Thinking about what services you might require in line with a health diagnosis and associated future medical care, as well as any personal preferences you can integrate in whilst planning ahead. This can be an integral part of end of life care planning; with detailed instructions ensuring your family isn't left guessing when the time comes.
You can choose to organise all your burial arrangements and memorial service up front either through a prepaid funeral or a funeral bond. The latter sets money aside in an account which can be used to pay the costs of a funeral after your death. As well as ensuring your wishes are carried through, planning ahead in this way provides financial support to your family at this time.
You can leave instructions to loved ones about any preferences for your burial, if you would like to be buried in a plot alongside other family members or if you want to be cremated, and whether or not you want your ashes to be scattered. Alternatively, you can choose to register for tissue and organ donor or may wish to donate your body for scientific research.
This is most commonly done after someone's death by a family member of a close friend. But you can choose to write your own obituary or death notice ahead of time to relieve the pressure on your loved ones.
It should include a full name, maiden name and any details you want remembered about your life. Your family can add the date and place of death as well as details for the funeral service when you pass away.
Most people have some form of social media these days, but they don't automatically deactivate upon your death.
Whether it's Facebook, Instagram, Linkedin or Twitter, each platform has a different process for how they manage profiles for users who have died. Some allow you to set up a memorial page so people can continue to leave messages and share photos after you die.
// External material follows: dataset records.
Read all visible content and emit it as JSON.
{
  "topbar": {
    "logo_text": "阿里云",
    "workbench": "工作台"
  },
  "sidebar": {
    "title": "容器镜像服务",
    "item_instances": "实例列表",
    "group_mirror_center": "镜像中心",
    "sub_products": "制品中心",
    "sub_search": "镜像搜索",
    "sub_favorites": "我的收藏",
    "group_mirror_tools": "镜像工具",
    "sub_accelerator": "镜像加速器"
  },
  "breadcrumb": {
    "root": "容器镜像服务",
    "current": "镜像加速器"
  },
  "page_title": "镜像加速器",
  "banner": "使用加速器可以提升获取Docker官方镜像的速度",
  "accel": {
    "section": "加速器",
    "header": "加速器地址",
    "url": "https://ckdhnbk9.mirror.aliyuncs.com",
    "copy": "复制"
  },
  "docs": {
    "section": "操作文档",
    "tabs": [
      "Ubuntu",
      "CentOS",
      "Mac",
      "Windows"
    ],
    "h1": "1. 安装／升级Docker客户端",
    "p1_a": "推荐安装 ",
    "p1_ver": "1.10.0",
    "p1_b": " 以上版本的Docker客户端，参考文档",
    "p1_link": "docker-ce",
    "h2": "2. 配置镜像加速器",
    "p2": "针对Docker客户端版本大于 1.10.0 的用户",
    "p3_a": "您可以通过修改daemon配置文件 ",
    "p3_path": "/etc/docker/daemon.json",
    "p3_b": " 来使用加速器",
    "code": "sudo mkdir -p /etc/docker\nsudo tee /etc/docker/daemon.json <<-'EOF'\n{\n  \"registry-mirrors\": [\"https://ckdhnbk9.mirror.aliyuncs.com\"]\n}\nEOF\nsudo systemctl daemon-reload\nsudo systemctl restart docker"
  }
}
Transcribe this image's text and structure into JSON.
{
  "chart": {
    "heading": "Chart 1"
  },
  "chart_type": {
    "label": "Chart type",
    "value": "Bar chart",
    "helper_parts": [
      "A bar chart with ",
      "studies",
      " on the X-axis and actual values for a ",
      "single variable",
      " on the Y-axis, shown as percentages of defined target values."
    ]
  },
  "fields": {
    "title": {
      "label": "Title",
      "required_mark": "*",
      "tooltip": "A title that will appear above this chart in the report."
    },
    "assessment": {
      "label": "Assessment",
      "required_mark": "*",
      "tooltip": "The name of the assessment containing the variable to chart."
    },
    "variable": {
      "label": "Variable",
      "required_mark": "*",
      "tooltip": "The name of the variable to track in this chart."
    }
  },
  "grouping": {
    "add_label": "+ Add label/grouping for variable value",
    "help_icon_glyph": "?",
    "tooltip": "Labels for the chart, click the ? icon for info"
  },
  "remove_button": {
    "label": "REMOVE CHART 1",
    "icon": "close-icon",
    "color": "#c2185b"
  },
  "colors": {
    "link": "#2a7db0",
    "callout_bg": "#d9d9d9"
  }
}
You can also authorise these providers to shut down accounts or deactivate them. It is worth creating a document with a list of all your social media accounts and their passwords with instructions detailing what your preferences are. This way someone you trust can carry out your wishes after you are gone.
The final step for end of life planning is to get all the advance care planning paperwork neatly organised and store it in a safe place. This can grant authority which locks in specific palliative care or medical treatment preferences.
On top of this, it's important to communicate the location of these documents with a trusted family member or solicitor. This ensures they can act quickly when the time comes.
Birth, marriage, divorce or citizenship certificates;
Medicare and Centrelink details;
Financial documents including bank account statements, credit cards and investments;
Details and keys for safe deposit boxes or storage units;
Property titles or deeds;
Car registration and ownership papers;
Bank loan documents;
Superannuation and life insurance information;
Will, codicils and Trust details;
Power of Attorney documents or Advanced care directives;
Organ/Tissue Donor Registrations;
And funeral and burial arrangements.
End of life planning is a vital part of a comprehensive Estate Plan. It sets out a clear roadmap for your family and friends to follow when you reach the final stage of your life.
Whether that's nursing home decisions, preferences of health professionals or palliative care specifics- advance care planning is an important way to guarantee you will have the best quality of life when you start to lose your faculties.
Organising your affairs up front doesn't just mean simply creating a will and forgetting about it. It should involve thinking about medical and housing decisions in the event you fall ill, and appointing someone to oversee those decisions when you can't do it yourself.
It can also be helpful to arrange your own funeral and burial decisions yourself. If you put in the hard work early on, it can reduce some of the burdens on yourself and your loved ones when the time comes.